Friday, June 10, 2011

The Wild West

Though this blog will focus on my time in Indonesia, my first entry is written from China, where I started the summer with two weeks of traveling, mostly in Gansu province.

It’s difficult to accept that I spent only two weeks in China. While there, I encountered a bewildering range of emotions, perhaps a spectrum that mirrors the diversity of human experiences in this vast country, full of romantic imaginings and struggling counter narratives.

My first impression of China on this trip was the Beijing airport. It is a strange, suspended space, massive in scale even though it feels utterly empty. The sun streams in through a tragic haze that mutes the character of the day. The travelers inside, caught in an ethereal light that refuses definition, are smartly clad in the idioms of the placeless global: slim fit black suits, iPads, angular eyewear. Starbucks. McDonald’s. These, I suppose, are the marks of global superpower-dom: formidable size, glittering technology, liminal foods.
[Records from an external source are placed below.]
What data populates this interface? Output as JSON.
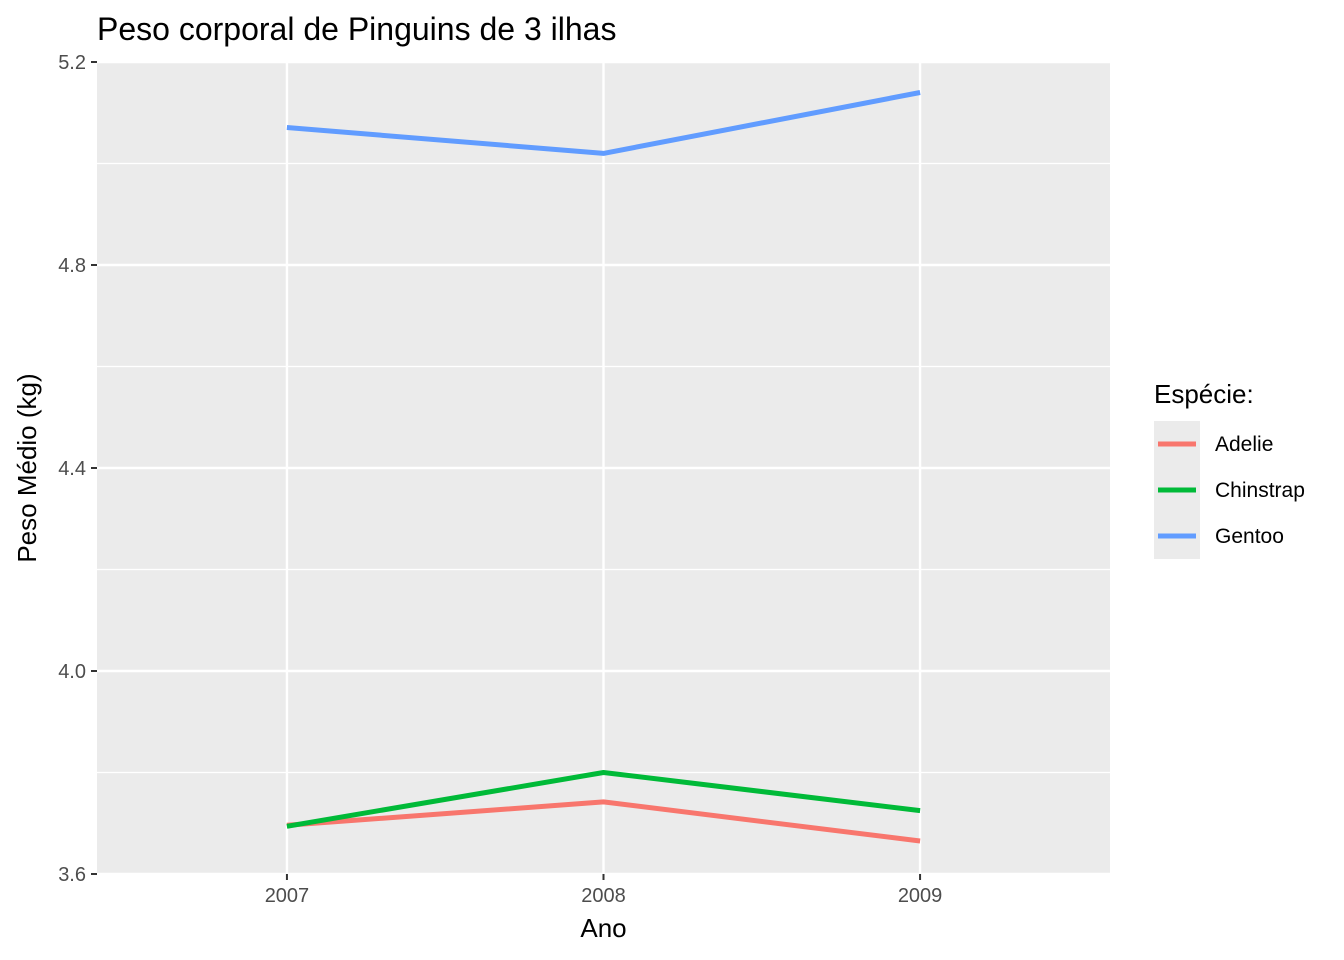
{
  "chart_data": {
    "type": "line",
    "title": "Peso corporal de Pinguins de 3 ilhas",
    "xlabel": "Ano",
    "ylabel": "Peso Médio (kg)",
    "x": [
      2007,
      2008,
      2009
    ],
    "x_ticks": [
      "2007",
      "2008",
      "2009"
    ],
    "xlim": [
      2006.4,
      2009.6
    ],
    "ylim": [
      3.6,
      5.2
    ],
    "y_ticks": [
      "3.6",
      "4.0",
      "4.4",
      "4.8",
      "5.2"
    ],
    "y_tick_values": [
      3.6,
      4.0,
      4.4,
      4.8,
      5.2
    ],
    "grid": true,
    "panel_background": "#ebebeb",
    "legend": {
      "title": "Espécie:",
      "position": "right"
    },
    "series": [
      {
        "name": "Adelie",
        "color": "#f8766d",
        "values": [
          3.696,
          3.742,
          3.665
        ]
      },
      {
        "name": "Chinstrap",
        "color": "#00ba38",
        "values": [
          3.694,
          3.8,
          3.725
        ]
      },
      {
        "name": "Gentoo",
        "color": "#619cff",
        "values": [
          5.071,
          5.02,
          5.14
        ]
      }
    ]
  }
}
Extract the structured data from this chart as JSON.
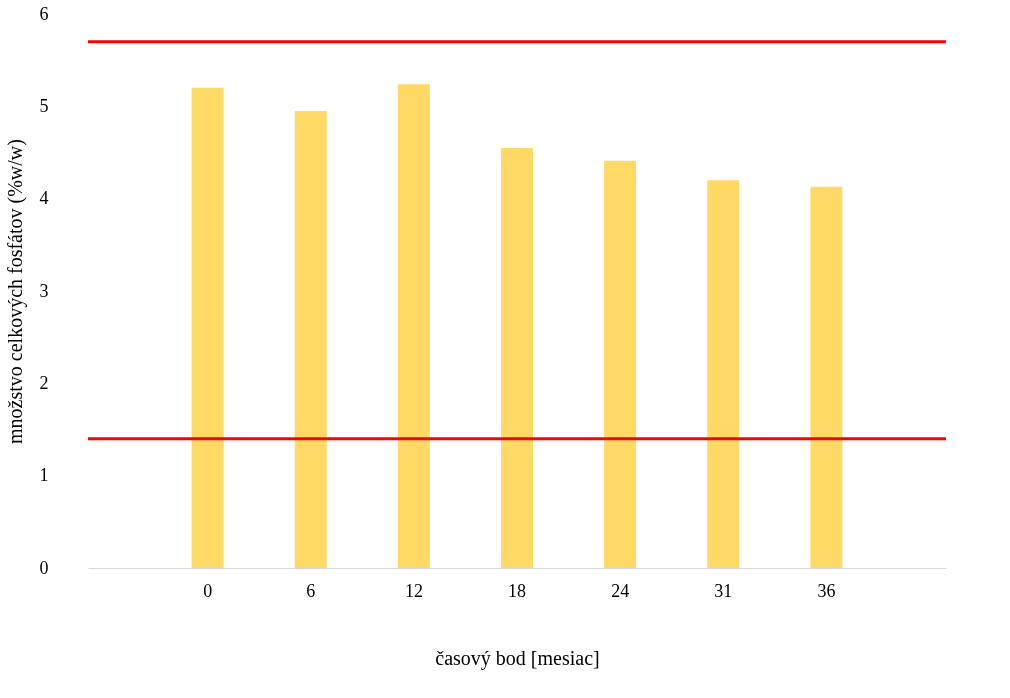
{
  "chart_data": {
    "type": "bar",
    "xlabel": "časový bod [mesiac]",
    "ylabel": "množstvo celkových fosfátov (%w/w)",
    "categories": [
      "0",
      "6",
      "12",
      "18",
      "24",
      "31",
      "36"
    ],
    "values": [
      5.2,
      4.95,
      5.24,
      4.55,
      4.41,
      4.2,
      4.13
    ],
    "color": "#ffd966",
    "ylim": [
      0,
      6
    ],
    "yticks": [
      0,
      1,
      2,
      3,
      4,
      5,
      6
    ],
    "grid": false,
    "ref_lines": [
      {
        "axis": "y",
        "value": 5.7,
        "color": "#ff0000"
      },
      {
        "axis": "y",
        "value": 1.4,
        "color": "#ff0000"
      }
    ]
  }
}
Out west, past the massive city of Xi’an, the old imperial capital, we find other marks of superpower status. Arundhati Roy talks about how India is colonizing itself, and it would appear that China is doing the same. Xiahe—home to the Labrang Monastery, the second largest Buddhist monastery in the world—is on the frontlines of the Sino-Tibetan discord. In 2008, when protests flared up across the Tibetan plateau and were met with a violent crackdown, Xiahe was the eastern hub of resistance (second only to Lhasa in vigor). We met brave individuals there who were surprisingly open to detailing the cultural genocide. Names are changed (Sino-fied to be precise, and to be sarcastic) to protect the identity of these individuals, whose revelations to us are a bold and admirable form of resistance.

Wei Long, a Tibetan who made the perilous journey to India about 10 years ago in order to receive an education, evinces the strained relations between Tibetans and Beijing with his life experience. He’s been jailed and participated in protests. He and Feng, a young highly educated monk at the Labrang Monastery, detailed the most recent crackdown. Less than a month ago, when the Tibetan government in Dharamsala elected a prime minister, Chinese forces preempted any political activity. They arrived at Wei Long’s guesthouse before dawn and demanded that he kick out all foreign and domestic tourists within two hours. Then the army forces disappeared sixteen monks (only three of which have returned), and began reeducation classes in the monastery, teaching these brilliant Buddhist intellectuals reductive understandings of culture and sovereignty: “Tibet Is A Part Of China.” Despite setting strict limits on the number of resident monks at Labrang, and otherwise curbing the autonomy the monastery has in advancing Buddhist philosophy, the Chinese government is the direct beneficiary of fees paid by tourists to enter its gompas (we declined, in solidarity with Wei Long and Feng).

Wei Long surmises that the only hope for Tibetan people is a growing restive youth population in southeastern China, impatient for democratic reform. If the majority Han population can create a more open society, then perhaps Tibetans can make the appeal that has been so calculatingly squashed.

But the story of superpower-dom is not so uncomplicated. There are not clear winners and clear losers. Cities like Lanzhou and Dunhuang, in the northwest, left me neither awed nor angered. More curious. Lanzhou is a city that barely makes it into the Lonely Planet, but it is home to nearly four million people. One could tell lots of stories about the place. It maintains a solid reputation as the world center of beef noodles. The city is growing at an alarming rate, with Han Chinese rushing in behind capital investments. But Uighur Muslim culture still seems to inform street life. Lanzhou’s haze competes for worst in the country, but the streets are kept quite clean. Most of China lives in places like Lanzhou—urban, without glamour or fame, where development is good, and development is bad, where culture might be thriving, but also might be dying. Dunhuang is another such place. In a desert oasis on the outskirts of central government investment, the city has been transformed into a kind of Whistler in the Desert, where the night market was recently trebled and where every other restaurant seems to be serving its first customer. Dunhuang is the definition of a planned community—planned for the new domestic tourist, the upper middle class. The families that get down at Dunhuang’s glittering new train station are dropping $20 a person to walk on sand dunes and another $30 to visit the famed Magao Caves, a nearby UNESCO world heritage site.

China teaches that even about authoritarian governments, no unitary narrative can be written. There are so many ways to be Chinese today—proud, oppressed, yearning, thriving, resisting.